The Angels announced the four-time Gold Glove-winning shortstop’s decision Tuesday before they faced the San Diego Padres.

Los Angeles (24-31) is still technically in the playoff race with five games left in the regular season, and Simmons clearly caught the Angels by surprise, although the club said it respected his decision.

The 31-year-old Simmons, who can be a free agent this winter, is finishing his fifth year with the Angels. After spraining his ankle in late July and missing 22 games, Simmons is currently batting .297 with 10 RBIs while playing his usual stellar defense, albeit with four errors in 30 games.

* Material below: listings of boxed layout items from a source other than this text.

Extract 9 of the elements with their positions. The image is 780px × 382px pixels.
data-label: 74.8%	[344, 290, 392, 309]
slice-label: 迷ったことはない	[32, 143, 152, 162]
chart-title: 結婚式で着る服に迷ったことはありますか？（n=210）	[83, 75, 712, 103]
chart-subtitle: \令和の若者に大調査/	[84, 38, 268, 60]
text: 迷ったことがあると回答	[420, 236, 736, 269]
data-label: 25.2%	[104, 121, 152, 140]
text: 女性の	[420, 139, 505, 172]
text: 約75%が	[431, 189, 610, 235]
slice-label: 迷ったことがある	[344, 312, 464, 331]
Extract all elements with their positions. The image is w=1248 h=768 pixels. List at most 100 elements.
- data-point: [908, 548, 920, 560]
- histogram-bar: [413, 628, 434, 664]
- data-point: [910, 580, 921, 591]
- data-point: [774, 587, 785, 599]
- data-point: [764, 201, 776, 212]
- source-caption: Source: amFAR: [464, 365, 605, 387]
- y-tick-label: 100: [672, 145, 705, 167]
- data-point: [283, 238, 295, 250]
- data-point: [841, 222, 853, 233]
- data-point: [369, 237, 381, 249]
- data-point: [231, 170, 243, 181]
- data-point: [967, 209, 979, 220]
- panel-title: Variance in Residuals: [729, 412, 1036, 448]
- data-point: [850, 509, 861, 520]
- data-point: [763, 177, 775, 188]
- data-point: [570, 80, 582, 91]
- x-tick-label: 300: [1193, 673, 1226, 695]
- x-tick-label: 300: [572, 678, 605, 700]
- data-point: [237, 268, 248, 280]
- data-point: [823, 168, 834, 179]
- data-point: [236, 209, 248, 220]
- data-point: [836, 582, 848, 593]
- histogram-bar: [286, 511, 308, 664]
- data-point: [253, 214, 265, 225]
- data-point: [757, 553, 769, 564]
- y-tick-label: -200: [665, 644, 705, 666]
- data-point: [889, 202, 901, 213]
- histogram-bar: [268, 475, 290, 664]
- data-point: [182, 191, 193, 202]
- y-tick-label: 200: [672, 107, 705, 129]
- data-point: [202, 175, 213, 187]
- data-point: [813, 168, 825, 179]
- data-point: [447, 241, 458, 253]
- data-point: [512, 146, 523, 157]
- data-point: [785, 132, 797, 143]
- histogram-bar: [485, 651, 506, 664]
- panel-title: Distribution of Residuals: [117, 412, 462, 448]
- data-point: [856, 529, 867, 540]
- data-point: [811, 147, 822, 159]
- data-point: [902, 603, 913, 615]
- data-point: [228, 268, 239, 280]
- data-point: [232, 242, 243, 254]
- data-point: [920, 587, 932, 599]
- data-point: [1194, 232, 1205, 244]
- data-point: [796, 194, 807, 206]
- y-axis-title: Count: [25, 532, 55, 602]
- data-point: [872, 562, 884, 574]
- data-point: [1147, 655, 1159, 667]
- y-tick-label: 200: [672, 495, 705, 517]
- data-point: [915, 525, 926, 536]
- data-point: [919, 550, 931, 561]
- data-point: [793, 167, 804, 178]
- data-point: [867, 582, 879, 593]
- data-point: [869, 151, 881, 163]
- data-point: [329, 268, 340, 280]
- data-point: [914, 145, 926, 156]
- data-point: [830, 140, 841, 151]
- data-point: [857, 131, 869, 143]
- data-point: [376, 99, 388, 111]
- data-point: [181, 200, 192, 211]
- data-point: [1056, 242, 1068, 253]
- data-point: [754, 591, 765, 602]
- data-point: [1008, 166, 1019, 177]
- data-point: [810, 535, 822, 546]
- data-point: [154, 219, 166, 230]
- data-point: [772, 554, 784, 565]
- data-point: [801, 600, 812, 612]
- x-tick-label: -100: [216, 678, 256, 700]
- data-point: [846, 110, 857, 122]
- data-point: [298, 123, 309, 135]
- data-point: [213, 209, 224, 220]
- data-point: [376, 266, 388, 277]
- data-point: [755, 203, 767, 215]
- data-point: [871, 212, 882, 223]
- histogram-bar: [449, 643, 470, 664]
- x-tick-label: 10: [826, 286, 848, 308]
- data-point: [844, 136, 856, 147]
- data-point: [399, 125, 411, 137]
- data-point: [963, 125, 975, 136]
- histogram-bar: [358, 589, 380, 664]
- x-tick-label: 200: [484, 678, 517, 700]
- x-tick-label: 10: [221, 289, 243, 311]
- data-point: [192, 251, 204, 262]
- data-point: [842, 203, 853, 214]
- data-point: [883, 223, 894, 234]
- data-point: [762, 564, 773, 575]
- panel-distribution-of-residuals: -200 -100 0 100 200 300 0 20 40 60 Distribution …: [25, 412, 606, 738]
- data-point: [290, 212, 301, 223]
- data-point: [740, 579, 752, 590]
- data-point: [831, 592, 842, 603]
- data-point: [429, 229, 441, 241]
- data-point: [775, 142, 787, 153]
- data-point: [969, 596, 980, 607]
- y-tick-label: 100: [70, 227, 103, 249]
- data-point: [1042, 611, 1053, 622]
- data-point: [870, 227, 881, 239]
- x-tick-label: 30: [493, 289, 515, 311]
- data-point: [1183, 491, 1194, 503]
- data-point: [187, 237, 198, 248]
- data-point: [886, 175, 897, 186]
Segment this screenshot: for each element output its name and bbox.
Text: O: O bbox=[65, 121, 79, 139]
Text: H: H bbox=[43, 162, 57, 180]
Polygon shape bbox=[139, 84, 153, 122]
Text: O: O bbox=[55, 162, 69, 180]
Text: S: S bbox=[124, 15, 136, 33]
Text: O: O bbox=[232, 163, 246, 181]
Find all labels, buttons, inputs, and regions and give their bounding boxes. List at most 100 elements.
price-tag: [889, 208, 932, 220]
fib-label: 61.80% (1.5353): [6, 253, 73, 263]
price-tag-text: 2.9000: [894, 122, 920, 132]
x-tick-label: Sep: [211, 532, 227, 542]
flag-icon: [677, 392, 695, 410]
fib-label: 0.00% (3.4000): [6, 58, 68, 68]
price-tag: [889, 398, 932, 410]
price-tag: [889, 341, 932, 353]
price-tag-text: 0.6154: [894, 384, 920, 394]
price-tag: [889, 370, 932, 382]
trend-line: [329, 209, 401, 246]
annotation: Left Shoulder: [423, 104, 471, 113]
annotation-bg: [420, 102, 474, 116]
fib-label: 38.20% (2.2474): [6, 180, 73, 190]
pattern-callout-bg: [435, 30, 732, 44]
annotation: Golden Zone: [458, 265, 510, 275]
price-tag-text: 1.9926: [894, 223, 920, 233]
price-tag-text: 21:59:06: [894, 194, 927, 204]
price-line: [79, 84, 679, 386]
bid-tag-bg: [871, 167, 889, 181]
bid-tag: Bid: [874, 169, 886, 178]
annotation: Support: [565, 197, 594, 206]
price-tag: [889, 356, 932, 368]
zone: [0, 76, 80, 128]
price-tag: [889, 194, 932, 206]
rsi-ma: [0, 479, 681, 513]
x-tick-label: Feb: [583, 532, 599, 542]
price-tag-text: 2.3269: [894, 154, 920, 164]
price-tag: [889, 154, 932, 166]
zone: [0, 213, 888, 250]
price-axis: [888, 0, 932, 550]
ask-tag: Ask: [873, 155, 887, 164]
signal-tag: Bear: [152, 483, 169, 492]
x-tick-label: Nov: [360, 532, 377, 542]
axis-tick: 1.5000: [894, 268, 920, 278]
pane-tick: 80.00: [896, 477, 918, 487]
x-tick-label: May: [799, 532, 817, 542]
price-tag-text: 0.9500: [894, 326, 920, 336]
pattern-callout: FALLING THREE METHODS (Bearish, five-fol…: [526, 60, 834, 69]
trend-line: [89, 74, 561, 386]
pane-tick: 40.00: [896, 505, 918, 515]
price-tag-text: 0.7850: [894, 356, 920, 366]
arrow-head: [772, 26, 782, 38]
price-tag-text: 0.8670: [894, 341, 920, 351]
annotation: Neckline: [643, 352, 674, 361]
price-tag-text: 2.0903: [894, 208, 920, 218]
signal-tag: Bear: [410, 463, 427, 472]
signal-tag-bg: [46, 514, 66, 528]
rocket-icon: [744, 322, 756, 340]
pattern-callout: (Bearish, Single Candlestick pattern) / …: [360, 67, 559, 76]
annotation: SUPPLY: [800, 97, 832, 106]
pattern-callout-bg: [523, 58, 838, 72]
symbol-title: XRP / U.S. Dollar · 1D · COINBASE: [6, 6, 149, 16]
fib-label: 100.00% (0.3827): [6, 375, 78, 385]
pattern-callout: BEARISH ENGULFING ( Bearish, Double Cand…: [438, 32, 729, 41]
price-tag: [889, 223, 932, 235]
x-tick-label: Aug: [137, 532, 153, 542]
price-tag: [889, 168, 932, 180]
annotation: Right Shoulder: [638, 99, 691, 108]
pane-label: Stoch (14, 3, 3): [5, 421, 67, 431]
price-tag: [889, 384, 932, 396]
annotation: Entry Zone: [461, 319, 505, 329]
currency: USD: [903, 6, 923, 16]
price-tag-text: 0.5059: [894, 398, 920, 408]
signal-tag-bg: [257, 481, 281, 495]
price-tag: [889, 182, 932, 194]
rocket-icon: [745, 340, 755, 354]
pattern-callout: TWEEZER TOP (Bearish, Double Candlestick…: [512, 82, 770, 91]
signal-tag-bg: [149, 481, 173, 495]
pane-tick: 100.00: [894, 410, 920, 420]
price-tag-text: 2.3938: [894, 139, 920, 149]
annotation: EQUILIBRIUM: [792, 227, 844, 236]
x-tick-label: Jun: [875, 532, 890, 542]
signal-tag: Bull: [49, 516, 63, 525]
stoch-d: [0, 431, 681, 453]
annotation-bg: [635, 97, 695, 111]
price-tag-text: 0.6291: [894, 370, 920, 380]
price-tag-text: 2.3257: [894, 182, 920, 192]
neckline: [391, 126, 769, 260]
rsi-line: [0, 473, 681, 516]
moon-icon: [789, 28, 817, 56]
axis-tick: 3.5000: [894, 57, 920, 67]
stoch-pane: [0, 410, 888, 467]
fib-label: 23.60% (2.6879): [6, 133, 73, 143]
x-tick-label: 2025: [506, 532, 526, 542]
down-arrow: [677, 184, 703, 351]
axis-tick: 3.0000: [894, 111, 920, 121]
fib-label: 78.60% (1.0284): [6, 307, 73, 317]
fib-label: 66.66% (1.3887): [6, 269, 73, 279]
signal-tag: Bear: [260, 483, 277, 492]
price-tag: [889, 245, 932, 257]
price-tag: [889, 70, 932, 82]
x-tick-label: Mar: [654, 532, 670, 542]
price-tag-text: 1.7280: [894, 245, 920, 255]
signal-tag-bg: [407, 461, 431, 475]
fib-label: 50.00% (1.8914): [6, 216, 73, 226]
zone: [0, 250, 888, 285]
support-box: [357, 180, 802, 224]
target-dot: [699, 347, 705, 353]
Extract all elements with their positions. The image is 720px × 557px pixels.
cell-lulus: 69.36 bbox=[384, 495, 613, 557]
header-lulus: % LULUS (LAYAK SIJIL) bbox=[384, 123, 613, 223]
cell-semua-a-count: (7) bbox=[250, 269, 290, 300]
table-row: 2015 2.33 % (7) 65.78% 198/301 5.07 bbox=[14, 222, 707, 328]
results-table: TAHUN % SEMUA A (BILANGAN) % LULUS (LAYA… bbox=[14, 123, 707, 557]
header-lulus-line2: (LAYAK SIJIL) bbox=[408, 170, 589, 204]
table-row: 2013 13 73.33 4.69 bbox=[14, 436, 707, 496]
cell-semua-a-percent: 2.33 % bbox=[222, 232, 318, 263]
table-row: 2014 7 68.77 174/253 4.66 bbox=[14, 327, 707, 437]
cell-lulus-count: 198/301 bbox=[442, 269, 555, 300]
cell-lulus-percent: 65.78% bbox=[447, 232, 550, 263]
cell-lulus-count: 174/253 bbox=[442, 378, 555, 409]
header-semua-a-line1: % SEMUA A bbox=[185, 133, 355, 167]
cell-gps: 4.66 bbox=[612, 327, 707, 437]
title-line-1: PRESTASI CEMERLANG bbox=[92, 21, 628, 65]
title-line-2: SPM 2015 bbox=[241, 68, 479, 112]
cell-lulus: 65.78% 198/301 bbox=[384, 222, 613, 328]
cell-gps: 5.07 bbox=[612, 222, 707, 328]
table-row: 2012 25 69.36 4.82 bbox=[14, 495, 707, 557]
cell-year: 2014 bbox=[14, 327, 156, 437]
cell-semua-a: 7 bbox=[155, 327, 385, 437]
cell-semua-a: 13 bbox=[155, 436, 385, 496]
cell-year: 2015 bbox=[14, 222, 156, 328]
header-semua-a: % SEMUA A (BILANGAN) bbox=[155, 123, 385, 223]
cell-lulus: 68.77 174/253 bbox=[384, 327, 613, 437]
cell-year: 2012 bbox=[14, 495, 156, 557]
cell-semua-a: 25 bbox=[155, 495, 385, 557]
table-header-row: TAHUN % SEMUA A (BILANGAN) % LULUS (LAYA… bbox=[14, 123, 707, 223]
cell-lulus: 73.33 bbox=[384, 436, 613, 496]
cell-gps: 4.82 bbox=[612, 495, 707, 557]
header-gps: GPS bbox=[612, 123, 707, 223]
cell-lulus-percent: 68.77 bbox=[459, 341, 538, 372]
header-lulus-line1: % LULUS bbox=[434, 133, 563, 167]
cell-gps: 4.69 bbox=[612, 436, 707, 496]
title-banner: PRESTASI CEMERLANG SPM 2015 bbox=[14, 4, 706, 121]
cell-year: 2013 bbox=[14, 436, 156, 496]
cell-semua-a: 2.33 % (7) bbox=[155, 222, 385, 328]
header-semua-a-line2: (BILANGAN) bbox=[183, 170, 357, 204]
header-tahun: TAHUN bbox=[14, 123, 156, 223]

“At this time, I feel this is the best decision for me and my family,” Simmons said in a statement. “We don’t know what the future holds, but we would like to sincerely thank the Angels organization and Angels fans for welcoming and making us feel at home.”

Manager Joe Maddon acknowledged he was caught by surprise when general manager Billy Eppler told him about Simmons’ decision Monday night after Simmons went 1 for 4 with an RBI single in the Angels’ home finale. Maddon texted Simmons, but hadn’t heard back by Tuesday afternoon.

“I’ve really enjoyed this guy a lot,” Maddon said. “I’m a big fan. This guy is a good baseball player, and I’ve enjoyed the conversations, too. It’s just unfortunate. He’s really a big part of what we’re doing right now.”

Simmons is a favorite of Angels fans for his defensive wizardry, and owner Arte Moreno has described Simmons as perhaps his favorite player to watch on the roster. Simmons has batted .281 with 36 homers and 281 RBIs during his five seasons with Los Angeles, and he won the Gold Glove in 2017 and 2018.

“He’s a thinking kind of a player, and I’ve enjoyed him a lot,” Maddon said.

Simmons will be a free agent this winter, and the Angels have an obvious replacement for him in David Fletcher, who has a .374 on-base percentage while regularly hitting leadoff for the Angels during his breakout major league season. Fletcher has been playing second base since Simmons’ return from injury.

But the Angels haven’t publicly closed the door on Simmons’ return, and he could be given a qualifying offer. Maddon has repeatedly said he would like Simmons to return in 2021 if possible.

The Angels haven’t had a winning season during Simmons’ five years in Anaheim, although Simmons said last week he wasn’t discouraged by the lack of team success. Simmons played his first four major league seasons in Atlanta, and he hasn’t appeared in the postseason since 2013.

Simmons also said he hadn’t been involved in any recent contract talks with the Angels, but he had enjoyed playing for the club. When asked if he wanted to return to the Halos, Simmons said he would have to “plead the fifth.”